The Troubling Decline of Financial Independence in America
By financial independence, I don’t mean an inherited trust fund–I mean earning an independent living as a self-employed person. Sure, it’s nice if you chose the right parents and inherited a fortune. But even without the inherited fortune, financial independence via self-employment has always been an integral part of the American Dream.
Indeed, it could be argued that financial independence is the American Dream because it gives us the freedom to say Take This Job And Shove It (Johnny Paycheck).
This chart shows the self-employed as a percentage of those with jobs (all nonfarm employees). According to the FRED data base, there are 142 million employed and 9.4 million self-employed. (This does not include the incorporated self-employed, typically physicians, attorneys, engineers, architects etc. who are employees of their own corporations.)
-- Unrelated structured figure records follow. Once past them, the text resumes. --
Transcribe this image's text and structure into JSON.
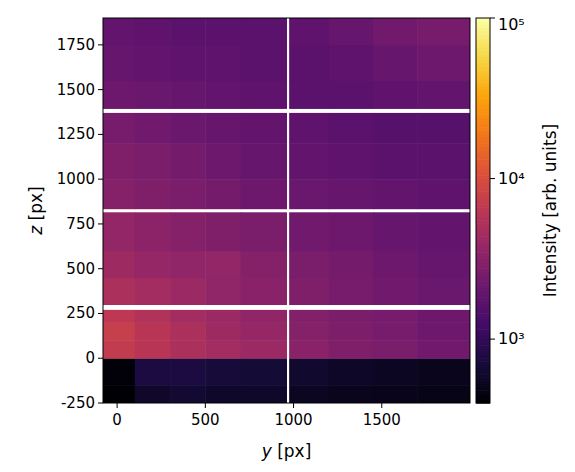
{
  "chart_data": {
    "type": "heatmap",
    "xlabel": "y [px]",
    "ylabel": "z [px]",
    "xlim": [
      -80,
      2000
    ],
    "ylim": [
      -250,
      1900
    ],
    "xticks": [
      0,
      500,
      1000,
      1500
    ],
    "yticks": [
      -250,
      0,
      250,
      500,
      750,
      1000,
      1250,
      1500,
      1750
    ],
    "x_edges": [
      -80,
      100,
      300,
      500,
      700,
      960,
      975,
      1200,
      1450,
      1700,
      2000
    ],
    "y_edges": [
      -250,
      -150,
      0,
      100,
      200,
      270,
      300,
      450,
      600,
      815,
      835,
      1000,
      1200,
      1370,
      1395,
      1550,
      1750,
      1900
    ],
    "cells": [
      [
        400,
        600,
        650,
        600,
        600,
        null,
        550,
        520,
        500,
        480
      ],
      [
        420,
        750,
        750,
        700,
        680,
        null,
        620,
        580,
        550,
        520
      ],
      [
        7000,
        6000,
        5000,
        4500,
        4000,
        null,
        3200,
        2800,
        2600,
        2300
      ],
      [
        7500,
        6000,
        5000,
        4200,
        3800,
        null,
        3000,
        2700,
        2500,
        2200
      ],
      [
        6500,
        5500,
        4500,
        4000,
        3500,
        null,
        2900,
        2600,
        2500,
        2200
      ],
      [
        null,
        null,
        null,
        null,
        null,
        null,
        null,
        null,
        null,
        null
      ],
      [
        5000,
        4500,
        4000,
        3500,
        3200,
        null,
        2800,
        2500,
        2300,
        2100
      ],
      [
        4200,
        3800,
        3500,
        3600,
        3000,
        null,
        2600,
        2400,
        2200,
        2000
      ],
      [
        3600,
        3300,
        3000,
        2800,
        2600,
        null,
        2300,
        2200,
        2000,
        1900
      ],
      [
        null,
        null,
        null,
        null,
        null,
        null,
        null,
        null,
        null,
        null
      ],
      [
        3000,
        2800,
        2600,
        2400,
        2200,
        null,
        2100,
        2000,
        1900,
        1800
      ],
      [
        2800,
        2600,
        2400,
        2200,
        2000,
        null,
        1900,
        1800,
        1700,
        1700
      ],
      [
        2500,
        2300,
        2100,
        2000,
        1900,
        null,
        1800,
        1700,
        1600,
        1600
      ],
      [
        null,
        null,
        null,
        null,
        null,
        null,
        null,
        null,
        null,
        null
      ],
      [
        2200,
        2100,
        2000,
        1900,
        1800,
        null,
        1700,
        1700,
        1800,
        1900
      ],
      [
        2000,
        1900,
        1800,
        1800,
        1700,
        null,
        1700,
        1800,
        2000,
        2200
      ],
      [
        1900,
        1800,
        1700,
        1700,
        1700,
        null,
        1800,
        2000,
        2300,
        2500
      ]
    ],
    "log": true,
    "colorbar_label": "Intensity [arb. units]",
    "colorbar_lim": [
      400,
      100000
    ],
    "colorbar_ticks": [
      {
        "value": 1000,
        "label": "10³"
      },
      {
        "value": 10000,
        "label": "10⁴"
      },
      {
        "value": 100000,
        "label": "10⁵"
      }
    ]
  }
}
This chart depicts self-employment from 1929 to 2015. Self-employment plummeted after World War II as Big Government and Big Business (Corporate America) expanded and the small family farmer sold to agri-business or went to the city for an easier living as an employee of the government or Big Business.
Self-employment picked up as the bulk of 65 million Baby Boomers entered the work force in the 1970s. Not entirely coincidentally, a 30-year boom began in the 1980s, driven by financialization, technology and the explosion of new households as Baby Boomers got jobs, bought homes, etc. These conditions gave a leg up to self-employment.
Self-employment topped at around 10.5 million in the 1990s, and declined sharply from about 2007 to the present. But the expansion of self-employment from 1970 to 1999 is somewhat deceptive; while self-employment rose 45%, full-time employment almost doubled, from 67 million in 1970 to 121 million in 1999.
Financial independence means making enough income to not just scrape by but carve out a modestly middle-class life. If we set $50,000 as a reasonable minimum for that standard (keeping in mind that households with children recently estimated they needed $200,000 in annual income to get by in San Francisco), we find that according to IRS data, about 7.4 million self-employed people earn $50,000 or more annually.
This works out to a mere 6% of the full-time work force of 121 million, and only 5% of the employed work force of 142 million.
There are a number of reasons for the decline of financial independence/self-employment. I cover the fundamental changes in the economy in my book Get a Job, Build a Real Career and Defy a Bewildering Economy.
But there are other less structural reasons, such as nonsensically complex and costly regulations–a topic explained here recently by entrepreneur Ray Z. in Our Government, Destroyer of Jobs (August 12, 2015).
As many readers pointed out, these complexity barriers limit competition to Corporate America chains and provide make-work for government employees and politically protected guilds.
What’s the difference between a Socialist Paradise where 95% of the people work for the state or a quasi-state institution, and a supposedly “free market economy” in which 95% of the people work for the state or a cartel-state institution? Given that the vast majority of employees are trapped in their jobs by the threat of losing their healthcare insurance, how much freedom of movement and non-inherited financial independence is available?
This reality is described in Health Care Slavery and Overwork (via Arshad A.)
True financial independence is probably even scarcer than these bleak numbers suggest. As a self-employed person myself, I have to pay my own healthcare insurance costs –a staggering $15,300 per year for bare-bones coverage for the two of us (no meds, eyewear, dental, $50 co-pay for everything, etc.).
Only 3.9 million taxpayers took the self-employed health insurance deduction.That’s a pretty good indicator of how many taxpayers are actually living solely on their income, that is, they don’t have a spouse who has family healthcare coverage via a government or corporate job.
That’s a mere 2.7% of all 142 million employees. If you can’t work for yourself and afford health insurance, something is seriously messed up.